Walking more of the ring

Since my previous post about the Capital Ring we’ve walked a couple more segments of it.

One was from Stoke Newington to Hackney Wick, on one of the coldest weekends of the winter.  This was the day that it came on to snow during the evening, and it had been even colder during the day.  And the walk took us across Hackney Marshes, a flat, windswept area, so it was really, bone-numbingly, cold.

Still, it was a great way to see part of London in a new way.  And, continuing one of the themes, about the importance of transport to the city, we found an unexpected transport connection.  There’s a viaduct carrying a railway line over the River Lee (or is it Lea? nobody seems quite able to agree) and across one of the arches.  One of the arches was used as a workshop, early in the 20th century, by Alliott Verdon Roe, an aviation pioneer and founder of Avro, the aircraft manufacturing company.  The marshes provided a suitable flat surface for testing the primitive planes that he built.
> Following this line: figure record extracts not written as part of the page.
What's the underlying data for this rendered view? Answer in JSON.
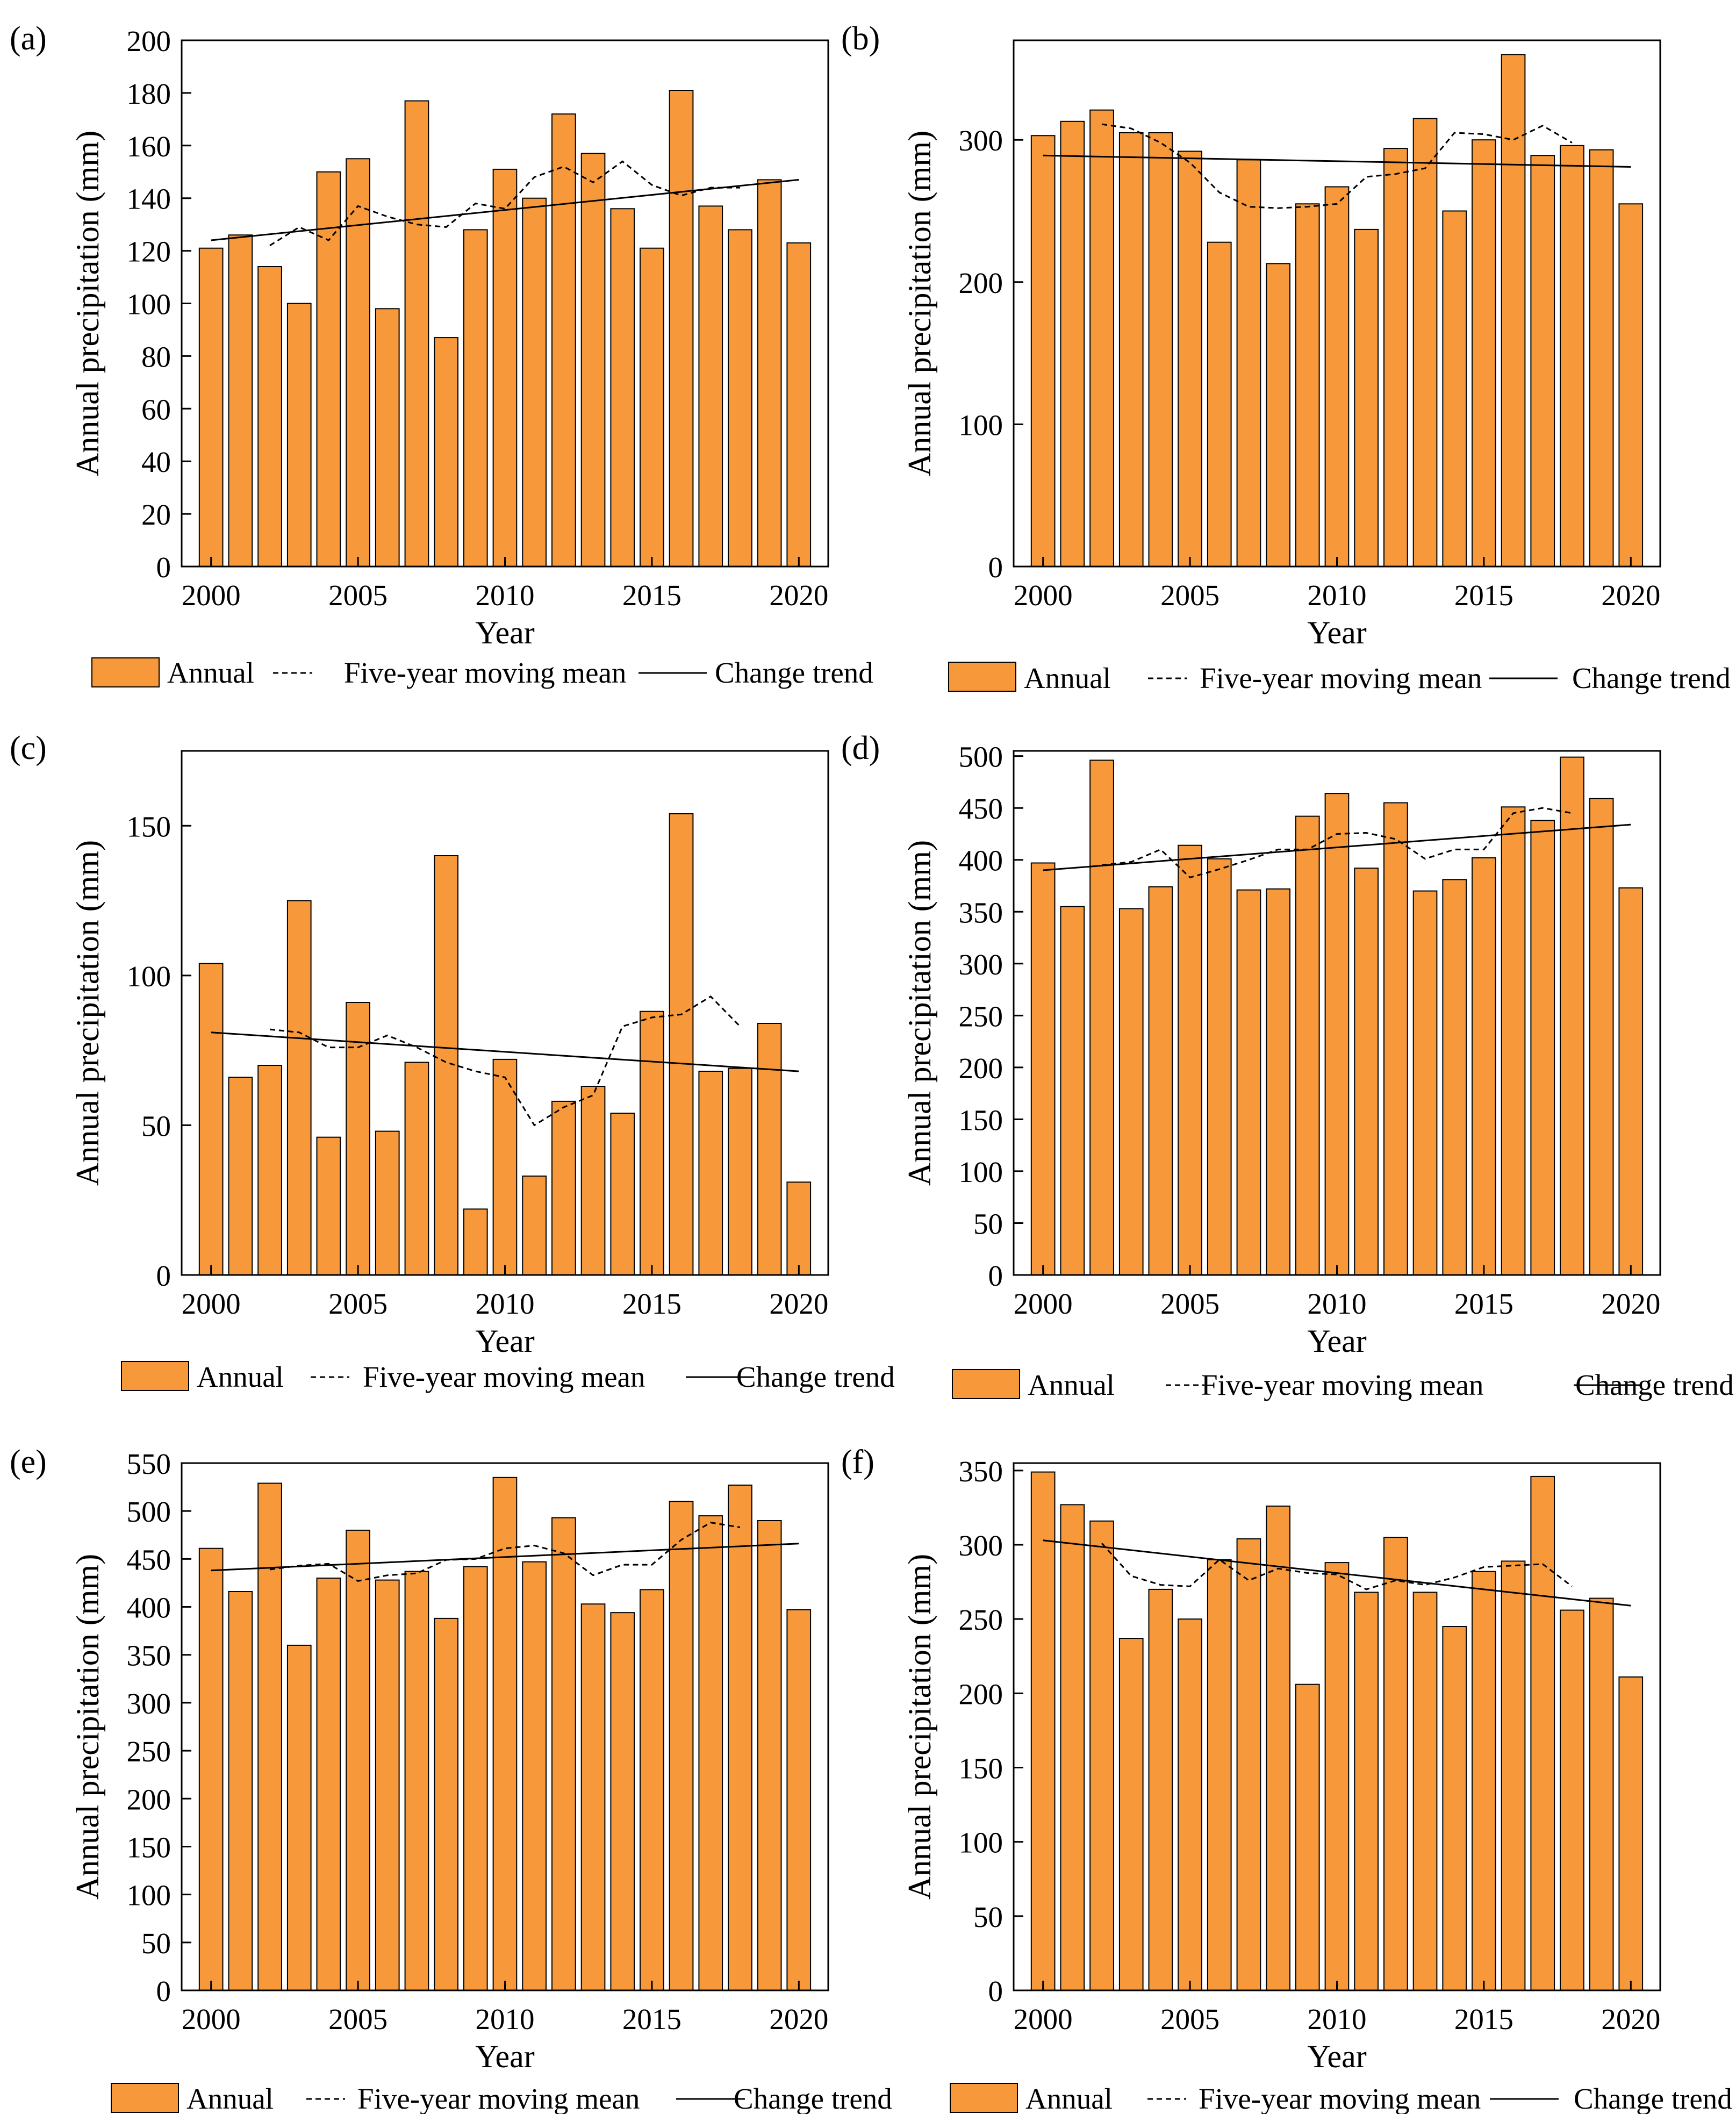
{
  "legend": {
    "annual": "Annual",
    "moving_mean": "Five-year moving mean",
    "trend": "Change trend"
  },
  "colors": {
    "bar_fill": "#F7993A",
    "bar_stroke": "#000000",
    "line": "#000000",
    "background": "#FFFFFF"
  },
  "chart_data": [
    {
      "type": "bar",
      "panel": "(a)",
      "xlabel": "Year",
      "ylabel": "Annual precipitation (mm)",
      "ylim": [
        0,
        200
      ],
      "yticks": [
        0,
        20,
        40,
        60,
        80,
        100,
        120,
        140,
        160,
        180,
        200
      ],
      "xticks": [
        2000,
        2005,
        2010,
        2015,
        2020
      ],
      "years": [
        2000,
        2001,
        2002,
        2003,
        2004,
        2005,
        2006,
        2007,
        2008,
        2009,
        2010,
        2011,
        2012,
        2013,
        2014,
        2015,
        2016,
        2017,
        2018,
        2019,
        2020
      ],
      "values": [
        121,
        126,
        114,
        100,
        150,
        155,
        98,
        177,
        87,
        128,
        151,
        140,
        172,
        157,
        136,
        121,
        181,
        137,
        128,
        147,
        123
      ],
      "moving_mean": {
        "years": [
          2002,
          2003,
          2004,
          2005,
          2006,
          2007,
          2008,
          2009,
          2010,
          2011,
          2012,
          2013,
          2014,
          2015,
          2016,
          2017,
          2018
        ],
        "values": [
          122,
          129,
          124,
          137,
          133,
          130,
          129,
          138,
          136,
          148,
          152,
          146,
          154,
          145,
          141,
          144,
          144
        ]
      },
      "trend": {
        "x": [
          2000,
          2020
        ],
        "y": [
          124,
          147
        ]
      }
    },
    {
      "type": "bar",
      "panel": "(b)",
      "xlabel": "Year",
      "ylabel": "Annual precipitation (mm)",
      "ylim": [
        0,
        370
      ],
      "yticks": [
        0,
        100,
        200,
        300
      ],
      "xticks": [
        2000,
        2005,
        2010,
        2015,
        2020
      ],
      "years": [
        2000,
        2001,
        2002,
        2003,
        2004,
        2005,
        2006,
        2007,
        2008,
        2009,
        2010,
        2011,
        2012,
        2013,
        2014,
        2015,
        2016,
        2017,
        2018,
        2019,
        2020
      ],
      "values": [
        303,
        313,
        321,
        305,
        305,
        292,
        228,
        286,
        213,
        255,
        267,
        237,
        294,
        315,
        250,
        300,
        360,
        289,
        296,
        293,
        255
      ],
      "moving_mean": {
        "years": [
          2002,
          2003,
          2004,
          2005,
          2006,
          2007,
          2008,
          2009,
          2010,
          2011,
          2012,
          2013,
          2014,
          2015,
          2016,
          2017,
          2018
        ],
        "values": [
          311,
          308,
          298,
          284,
          263,
          253,
          252,
          253,
          255,
          274,
          276,
          280,
          305,
          304,
          300,
          310,
          298
        ]
      },
      "trend": {
        "x": [
          2000,
          2020
        ],
        "y": [
          289,
          281
        ]
      }
    },
    {
      "type": "bar",
      "panel": "(c)",
      "xlabel": "Year",
      "ylabel": "Annual precipitation (mm)",
      "ylim": [
        0,
        175
      ],
      "yticks": [
        0,
        50,
        100,
        150
      ],
      "xticks": [
        2000,
        2005,
        2010,
        2015,
        2020
      ],
      "years": [
        2000,
        2001,
        2002,
        2003,
        2004,
        2005,
        2006,
        2007,
        2008,
        2009,
        2010,
        2011,
        2012,
        2013,
        2014,
        2015,
        2016,
        2017,
        2018,
        2019,
        2020
      ],
      "values": [
        104,
        66,
        70,
        125,
        46,
        91,
        48,
        71,
        140,
        22,
        72,
        33,
        58,
        63,
        54,
        88,
        154,
        68,
        69,
        84,
        31
      ],
      "moving_mean": {
        "years": [
          2002,
          2003,
          2004,
          2005,
          2006,
          2007,
          2008,
          2009,
          2010,
          2011,
          2012,
          2013,
          2014,
          2015,
          2016,
          2017,
          2018
        ],
        "values": [
          82,
          81,
          76,
          76,
          80,
          76,
          71,
          68,
          66,
          50,
          56,
          60,
          83,
          86,
          87,
          93,
          83
        ]
      },
      "trend": {
        "x": [
          2000,
          2020
        ],
        "y": [
          81,
          68
        ]
      }
    },
    {
      "type": "bar",
      "panel": "(d)",
      "xlabel": "Year",
      "ylabel": "Annual precipitation (mm)",
      "ylim": [
        0,
        505
      ],
      "yticks": [
        0,
        50,
        100,
        150,
        200,
        250,
        300,
        350,
        400,
        450,
        500
      ],
      "xticks": [
        2000,
        2005,
        2010,
        2015,
        2020
      ],
      "years": [
        2000,
        2001,
        2002,
        2003,
        2004,
        2005,
        2006,
        2007,
        2008,
        2009,
        2010,
        2011,
        2012,
        2013,
        2014,
        2015,
        2016,
        2017,
        2018,
        2019,
        2020
      ],
      "values": [
        397,
        355,
        496,
        353,
        374,
        414,
        401,
        371,
        372,
        442,
        464,
        392,
        455,
        370,
        381,
        402,
        451,
        438,
        499,
        459,
        373
      ],
      "moving_mean": {
        "years": [
          2002,
          2003,
          2004,
          2005,
          2006,
          2007,
          2008,
          2009,
          2010,
          2011,
          2012,
          2013,
          2014,
          2015,
          2016,
          2017,
          2018
        ],
        "values": [
          395,
          398,
          410,
          383,
          391,
          400,
          410,
          410,
          425,
          426,
          420,
          401,
          410,
          410,
          445,
          450,
          445
        ]
      },
      "trend": {
        "x": [
          2000,
          2020
        ],
        "y": [
          390,
          434
        ]
      }
    },
    {
      "type": "bar",
      "panel": "(e)",
      "xlabel": "Year",
      "ylabel": "Annual precipitation (mm)",
      "ylim": [
        0,
        550
      ],
      "yticks": [
        0,
        50,
        100,
        150,
        200,
        250,
        300,
        350,
        400,
        450,
        500,
        550
      ],
      "xticks": [
        2000,
        2005,
        2010,
        2015,
        2020
      ],
      "years": [
        2000,
        2001,
        2002,
        2003,
        2004,
        2005,
        2006,
        2007,
        2008,
        2009,
        2010,
        2011,
        2012,
        2013,
        2014,
        2015,
        2016,
        2017,
        2018,
        2019,
        2020
      ],
      "values": [
        461,
        416,
        529,
        360,
        430,
        480,
        428,
        437,
        388,
        442,
        535,
        447,
        493,
        403,
        394,
        418,
        510,
        495,
        527,
        490,
        397
      ],
      "moving_mean": {
        "years": [
          2002,
          2003,
          2004,
          2005,
          2006,
          2007,
          2008,
          2009,
          2010,
          2011,
          2012,
          2013,
          2014,
          2015,
          2016,
          2017,
          2018
        ],
        "values": [
          439,
          443,
          445,
          427,
          433,
          435,
          449,
          450,
          461,
          464,
          456,
          433,
          444,
          444,
          470,
          488,
          483
        ]
      },
      "trend": {
        "x": [
          2000,
          2020
        ],
        "y": [
          438,
          466
        ]
      }
    },
    {
      "type": "bar",
      "panel": "(f)",
      "xlabel": "Year",
      "ylabel": "Annual precipitation (mm)",
      "ylim": [
        0,
        355
      ],
      "yticks": [
        0,
        50,
        100,
        150,
        200,
        250,
        300,
        350
      ],
      "xticks": [
        2000,
        2005,
        2010,
        2015,
        2020
      ],
      "years": [
        2000,
        2001,
        2002,
        2003,
        2004,
        2005,
        2006,
        2007,
        2008,
        2009,
        2010,
        2011,
        2012,
        2013,
        2014,
        2015,
        2016,
        2017,
        2018,
        2019,
        2020
      ],
      "values": [
        349,
        327,
        316,
        237,
        270,
        250,
        290,
        304,
        326,
        206,
        288,
        268,
        305,
        268,
        245,
        282,
        289,
        346,
        256,
        264,
        211
      ],
      "moving_mean": {
        "years": [
          2002,
          2003,
          2004,
          2005,
          2006,
          2007,
          2008,
          2009,
          2010,
          2011,
          2012,
          2013,
          2014,
          2015,
          2016,
          2017,
          2018
        ],
        "values": [
          301,
          279,
          273,
          272,
          290,
          276,
          284,
          281,
          280,
          270,
          276,
          273,
          278,
          285,
          286,
          287,
          272
        ]
      },
      "trend": {
        "x": [
          2000,
          2020
        ],
        "y": [
          303,
          259
        ]
      }
    }
  ]
}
Verdon Roe sold the Avro business in the 1920s, and moved on to develop another business, Saunders Roe: today he’d be called a serial entrepreneur.  But the Avro name is still carried by aircraft serving London City Airport, just a few miles further around the Capital Ring.  And the bridge still has a connection with aviation, as it now carries trains between central London and  Stansted Airport.
Avro bridge
Section 13 is also remarkably varied in the townscape that it covers, though the greatest length is along the river.  Section 14 starts in Hackney Wick, in surroundings that can seem rather grungy and industrial, but runs past the Olympic site.  And much of this section, from Hackney Wick to Beckton, runs along the Greenway, a path built above one of the massive sewers that takes waste to the Thames estuary.  That includes the delightfully-named View Tube from where you can see the Olympic construction works, and pause at the excellent Container Café, which is exactly what its name suggests as it’s constructed within an old shipping container.  And it also includes the magnificent former Abbey Mills pumping station, built in a flambouyant Victorian style.  Judging from this report, the interior is even finer than the exterior that’s visible from the walk.